A prova estava longa e chata, mas não complexa. O pouco que revisei com a Ana Lu junto com o que já tinha estudado antes deve ter sido o suficiente. Três questões que eu fiquei com dúvida deu pra pegar dela, então na soma deve dar pra segurar um 7. Por ser a última prova do semestre nem preciso de 7, se eu tirar 4 já vai dar certo, mas não gosto de sujar o histórico com nota baixa. Uma hora e pouquinho depois de começarmos, a Lu já tinha concluído a avaliação, deu uma olhadinha rápida pra mim. Eu sacodi a perna em um sinal que nos duas entendemos, é o sinal de "pode ir, já peguei o que precisava". Ela voltou a olhar para frente, organizou seus materiais, levantou e foi entregar a prova. Eu ainda esperei uns minutos, tempo para passar as alternativas a caneta. Quando saí da sala ela estava me esperando fora da sala.
- E aí, foi? - me perguntou assim que sai da sala.
- Sim, menos uma. Esse semestre está me matando, ou ele acaba ou eu acabo.
- Partiu ou você vai querer comer alguma coisa?
- Eu estou bem de boa. Você vai querer carona?
- Sabe que eu aceito. Não vai te atrapalhar/
- Claro que não, te deixo na sua casa, é caminho mesmo. Só que a moto está na frente da delegacia, tudo bem?

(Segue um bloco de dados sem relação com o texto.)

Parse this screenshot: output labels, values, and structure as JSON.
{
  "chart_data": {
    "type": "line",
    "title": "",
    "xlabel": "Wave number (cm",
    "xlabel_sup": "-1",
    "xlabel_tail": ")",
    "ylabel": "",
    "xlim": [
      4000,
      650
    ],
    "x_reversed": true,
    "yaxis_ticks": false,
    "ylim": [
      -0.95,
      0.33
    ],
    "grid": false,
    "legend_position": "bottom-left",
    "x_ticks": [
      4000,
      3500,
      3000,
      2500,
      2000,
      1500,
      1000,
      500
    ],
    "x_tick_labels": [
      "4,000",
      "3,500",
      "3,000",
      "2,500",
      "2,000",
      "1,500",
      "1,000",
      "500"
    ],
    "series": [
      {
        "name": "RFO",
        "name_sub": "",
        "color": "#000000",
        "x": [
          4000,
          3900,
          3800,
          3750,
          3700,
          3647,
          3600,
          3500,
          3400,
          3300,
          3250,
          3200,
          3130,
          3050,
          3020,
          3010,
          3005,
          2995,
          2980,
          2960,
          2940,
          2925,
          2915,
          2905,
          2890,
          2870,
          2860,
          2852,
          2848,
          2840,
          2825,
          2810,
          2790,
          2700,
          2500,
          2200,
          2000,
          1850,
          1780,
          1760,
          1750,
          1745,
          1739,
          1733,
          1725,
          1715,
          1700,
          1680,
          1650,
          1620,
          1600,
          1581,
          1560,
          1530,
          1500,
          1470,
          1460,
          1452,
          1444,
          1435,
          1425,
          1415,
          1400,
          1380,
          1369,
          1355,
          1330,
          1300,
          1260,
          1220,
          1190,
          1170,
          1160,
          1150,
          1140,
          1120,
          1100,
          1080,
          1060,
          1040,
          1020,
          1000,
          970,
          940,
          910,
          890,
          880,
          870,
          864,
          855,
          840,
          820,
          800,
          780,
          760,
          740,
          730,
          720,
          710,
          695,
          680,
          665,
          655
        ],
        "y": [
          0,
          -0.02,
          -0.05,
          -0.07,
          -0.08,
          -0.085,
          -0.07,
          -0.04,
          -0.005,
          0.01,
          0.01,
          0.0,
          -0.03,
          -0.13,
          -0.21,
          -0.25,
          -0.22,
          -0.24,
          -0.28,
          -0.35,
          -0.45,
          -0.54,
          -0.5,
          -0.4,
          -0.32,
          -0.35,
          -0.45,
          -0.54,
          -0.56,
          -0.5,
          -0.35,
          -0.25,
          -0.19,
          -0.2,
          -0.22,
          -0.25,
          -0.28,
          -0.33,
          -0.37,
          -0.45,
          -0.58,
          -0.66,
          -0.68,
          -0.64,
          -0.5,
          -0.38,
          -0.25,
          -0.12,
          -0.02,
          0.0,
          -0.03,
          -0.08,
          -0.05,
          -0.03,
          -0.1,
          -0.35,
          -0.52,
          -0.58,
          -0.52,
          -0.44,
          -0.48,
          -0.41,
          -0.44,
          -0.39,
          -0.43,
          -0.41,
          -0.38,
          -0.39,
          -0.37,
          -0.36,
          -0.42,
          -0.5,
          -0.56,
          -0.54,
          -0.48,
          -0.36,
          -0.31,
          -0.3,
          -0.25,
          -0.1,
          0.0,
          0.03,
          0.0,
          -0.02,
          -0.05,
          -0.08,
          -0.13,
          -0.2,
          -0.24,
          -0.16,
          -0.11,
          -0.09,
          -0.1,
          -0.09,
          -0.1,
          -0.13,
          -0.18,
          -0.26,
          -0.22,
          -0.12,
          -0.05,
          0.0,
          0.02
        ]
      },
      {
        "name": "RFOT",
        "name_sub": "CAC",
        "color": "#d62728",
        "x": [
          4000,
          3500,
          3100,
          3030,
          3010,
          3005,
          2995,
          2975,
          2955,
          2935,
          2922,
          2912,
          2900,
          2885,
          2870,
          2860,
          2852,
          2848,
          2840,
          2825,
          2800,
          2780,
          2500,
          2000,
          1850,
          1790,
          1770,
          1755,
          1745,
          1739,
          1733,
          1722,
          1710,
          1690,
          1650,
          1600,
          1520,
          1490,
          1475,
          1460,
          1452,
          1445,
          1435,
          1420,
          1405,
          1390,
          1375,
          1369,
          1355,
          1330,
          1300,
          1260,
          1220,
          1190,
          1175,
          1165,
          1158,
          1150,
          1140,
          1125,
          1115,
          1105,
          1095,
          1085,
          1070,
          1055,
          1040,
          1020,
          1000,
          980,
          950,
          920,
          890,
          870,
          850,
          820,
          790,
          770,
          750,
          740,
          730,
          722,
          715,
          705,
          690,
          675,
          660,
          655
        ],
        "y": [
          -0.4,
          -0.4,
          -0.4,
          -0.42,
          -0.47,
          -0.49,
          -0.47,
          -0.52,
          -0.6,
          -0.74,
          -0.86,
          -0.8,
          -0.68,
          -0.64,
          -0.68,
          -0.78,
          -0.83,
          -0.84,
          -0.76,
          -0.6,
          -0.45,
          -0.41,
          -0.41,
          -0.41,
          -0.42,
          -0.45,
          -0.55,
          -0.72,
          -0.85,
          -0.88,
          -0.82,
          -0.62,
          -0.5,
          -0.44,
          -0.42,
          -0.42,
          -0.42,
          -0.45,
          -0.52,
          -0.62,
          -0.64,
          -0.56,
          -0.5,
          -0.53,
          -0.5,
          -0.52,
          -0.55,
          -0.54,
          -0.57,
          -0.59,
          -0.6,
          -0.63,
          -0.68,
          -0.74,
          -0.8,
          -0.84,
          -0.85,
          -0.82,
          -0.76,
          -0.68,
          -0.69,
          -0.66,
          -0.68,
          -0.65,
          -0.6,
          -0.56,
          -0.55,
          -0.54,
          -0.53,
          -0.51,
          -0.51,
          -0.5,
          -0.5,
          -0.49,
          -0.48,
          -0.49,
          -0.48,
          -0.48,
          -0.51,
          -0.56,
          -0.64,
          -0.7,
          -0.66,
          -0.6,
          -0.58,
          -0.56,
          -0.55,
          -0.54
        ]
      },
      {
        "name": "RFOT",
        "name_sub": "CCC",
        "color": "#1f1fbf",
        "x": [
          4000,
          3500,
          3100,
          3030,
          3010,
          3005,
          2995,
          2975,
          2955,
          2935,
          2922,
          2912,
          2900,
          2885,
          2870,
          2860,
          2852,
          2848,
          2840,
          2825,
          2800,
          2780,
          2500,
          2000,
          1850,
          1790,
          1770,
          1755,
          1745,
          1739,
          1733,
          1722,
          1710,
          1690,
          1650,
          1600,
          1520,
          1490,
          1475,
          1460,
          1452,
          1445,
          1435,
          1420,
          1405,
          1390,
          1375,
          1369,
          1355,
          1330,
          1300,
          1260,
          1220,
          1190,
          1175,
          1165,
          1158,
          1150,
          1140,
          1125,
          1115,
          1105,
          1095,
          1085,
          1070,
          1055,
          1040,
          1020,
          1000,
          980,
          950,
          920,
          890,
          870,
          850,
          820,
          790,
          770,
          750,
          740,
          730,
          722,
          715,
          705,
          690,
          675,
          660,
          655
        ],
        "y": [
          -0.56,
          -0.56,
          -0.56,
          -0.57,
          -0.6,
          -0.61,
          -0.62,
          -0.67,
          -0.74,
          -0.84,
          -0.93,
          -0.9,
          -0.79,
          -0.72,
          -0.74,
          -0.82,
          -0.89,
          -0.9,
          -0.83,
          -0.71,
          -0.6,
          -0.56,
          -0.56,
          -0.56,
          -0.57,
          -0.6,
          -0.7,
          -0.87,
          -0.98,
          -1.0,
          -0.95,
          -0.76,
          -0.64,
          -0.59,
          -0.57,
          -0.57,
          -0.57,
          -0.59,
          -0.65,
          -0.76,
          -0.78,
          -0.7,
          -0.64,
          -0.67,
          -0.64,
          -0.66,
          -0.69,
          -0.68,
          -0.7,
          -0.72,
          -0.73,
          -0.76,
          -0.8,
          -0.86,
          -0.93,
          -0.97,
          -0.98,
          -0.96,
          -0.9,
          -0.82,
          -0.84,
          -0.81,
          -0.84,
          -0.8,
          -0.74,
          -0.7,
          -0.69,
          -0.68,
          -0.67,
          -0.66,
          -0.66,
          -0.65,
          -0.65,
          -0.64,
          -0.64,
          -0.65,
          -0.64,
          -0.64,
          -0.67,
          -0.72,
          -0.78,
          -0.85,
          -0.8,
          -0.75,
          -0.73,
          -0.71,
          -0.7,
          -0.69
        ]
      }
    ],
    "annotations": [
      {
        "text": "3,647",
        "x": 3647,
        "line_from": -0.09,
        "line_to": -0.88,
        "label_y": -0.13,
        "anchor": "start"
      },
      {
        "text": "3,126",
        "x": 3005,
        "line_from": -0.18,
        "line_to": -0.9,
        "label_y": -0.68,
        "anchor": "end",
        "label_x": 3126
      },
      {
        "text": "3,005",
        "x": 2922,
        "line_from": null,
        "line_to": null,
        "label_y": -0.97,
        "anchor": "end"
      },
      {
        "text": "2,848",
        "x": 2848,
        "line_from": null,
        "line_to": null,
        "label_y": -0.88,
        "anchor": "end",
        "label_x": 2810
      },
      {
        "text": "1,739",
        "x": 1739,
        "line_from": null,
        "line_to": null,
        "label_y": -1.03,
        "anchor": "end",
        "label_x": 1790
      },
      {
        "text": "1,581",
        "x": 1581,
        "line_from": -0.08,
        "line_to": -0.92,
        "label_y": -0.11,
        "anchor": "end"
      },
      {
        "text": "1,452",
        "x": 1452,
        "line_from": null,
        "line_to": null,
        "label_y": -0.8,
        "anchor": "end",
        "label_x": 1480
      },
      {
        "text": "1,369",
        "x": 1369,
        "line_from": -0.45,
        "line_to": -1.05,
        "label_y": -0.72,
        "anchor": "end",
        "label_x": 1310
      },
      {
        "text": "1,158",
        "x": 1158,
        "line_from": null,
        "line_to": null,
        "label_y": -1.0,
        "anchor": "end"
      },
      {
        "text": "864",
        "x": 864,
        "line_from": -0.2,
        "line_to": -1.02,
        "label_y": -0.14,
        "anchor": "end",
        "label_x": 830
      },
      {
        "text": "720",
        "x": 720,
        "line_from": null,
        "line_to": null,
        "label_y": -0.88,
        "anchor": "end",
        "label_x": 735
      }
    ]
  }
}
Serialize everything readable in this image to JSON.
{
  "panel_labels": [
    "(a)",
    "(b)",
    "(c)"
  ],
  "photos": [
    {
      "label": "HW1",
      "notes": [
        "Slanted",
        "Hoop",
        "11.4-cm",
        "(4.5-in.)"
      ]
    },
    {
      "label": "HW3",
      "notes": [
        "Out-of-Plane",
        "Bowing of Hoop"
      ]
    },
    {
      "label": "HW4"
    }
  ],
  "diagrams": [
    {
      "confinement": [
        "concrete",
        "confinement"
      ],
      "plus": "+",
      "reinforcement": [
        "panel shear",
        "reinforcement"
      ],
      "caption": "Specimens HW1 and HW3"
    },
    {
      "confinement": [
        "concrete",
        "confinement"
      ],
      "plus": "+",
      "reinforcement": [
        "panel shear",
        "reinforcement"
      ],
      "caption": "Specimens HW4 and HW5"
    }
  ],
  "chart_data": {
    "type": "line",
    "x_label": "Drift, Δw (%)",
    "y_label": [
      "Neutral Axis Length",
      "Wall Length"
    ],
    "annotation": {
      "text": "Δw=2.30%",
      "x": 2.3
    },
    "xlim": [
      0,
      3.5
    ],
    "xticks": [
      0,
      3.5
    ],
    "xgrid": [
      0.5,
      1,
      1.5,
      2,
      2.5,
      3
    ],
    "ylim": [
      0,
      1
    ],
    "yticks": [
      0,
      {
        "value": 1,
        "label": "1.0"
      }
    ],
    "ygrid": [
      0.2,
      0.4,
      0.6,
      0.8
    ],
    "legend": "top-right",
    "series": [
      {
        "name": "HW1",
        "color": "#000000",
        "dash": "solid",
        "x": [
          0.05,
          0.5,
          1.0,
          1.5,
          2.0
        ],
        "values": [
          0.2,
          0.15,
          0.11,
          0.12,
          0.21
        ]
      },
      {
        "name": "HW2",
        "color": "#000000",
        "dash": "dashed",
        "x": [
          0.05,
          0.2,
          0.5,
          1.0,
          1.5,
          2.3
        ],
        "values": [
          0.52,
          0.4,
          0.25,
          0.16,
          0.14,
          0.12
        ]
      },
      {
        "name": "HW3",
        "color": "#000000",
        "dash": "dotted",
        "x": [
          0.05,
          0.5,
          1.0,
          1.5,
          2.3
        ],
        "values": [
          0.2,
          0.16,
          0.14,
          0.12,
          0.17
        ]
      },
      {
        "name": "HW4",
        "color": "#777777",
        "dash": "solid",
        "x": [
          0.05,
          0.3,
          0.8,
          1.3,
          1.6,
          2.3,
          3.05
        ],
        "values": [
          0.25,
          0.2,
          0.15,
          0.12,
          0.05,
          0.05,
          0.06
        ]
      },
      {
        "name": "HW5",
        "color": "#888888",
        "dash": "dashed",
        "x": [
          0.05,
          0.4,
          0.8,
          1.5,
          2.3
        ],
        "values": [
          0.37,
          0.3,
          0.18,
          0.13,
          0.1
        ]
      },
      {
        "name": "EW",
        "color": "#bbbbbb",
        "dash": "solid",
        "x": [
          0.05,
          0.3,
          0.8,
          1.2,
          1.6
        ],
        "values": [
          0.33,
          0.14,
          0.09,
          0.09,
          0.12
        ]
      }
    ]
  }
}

- De boa. É o tempo de você me contar sobre a mensagem no seu celular.
- Aff, não esqueceu isso?
- Eu não, Flávia. Só fiz a prova, não tive amnésia. Quem era? Sério, nunca vi você sorrindo pro celular, tirando as mensagens da… - e ficou muda
- Da Fabi?!
- É… Desculpa, eu não…
- Fica tranquila. Não é nada importante não - fomos andando em direção a delegacia enquanto conversávamos - Foi uma menina que conheci ontem.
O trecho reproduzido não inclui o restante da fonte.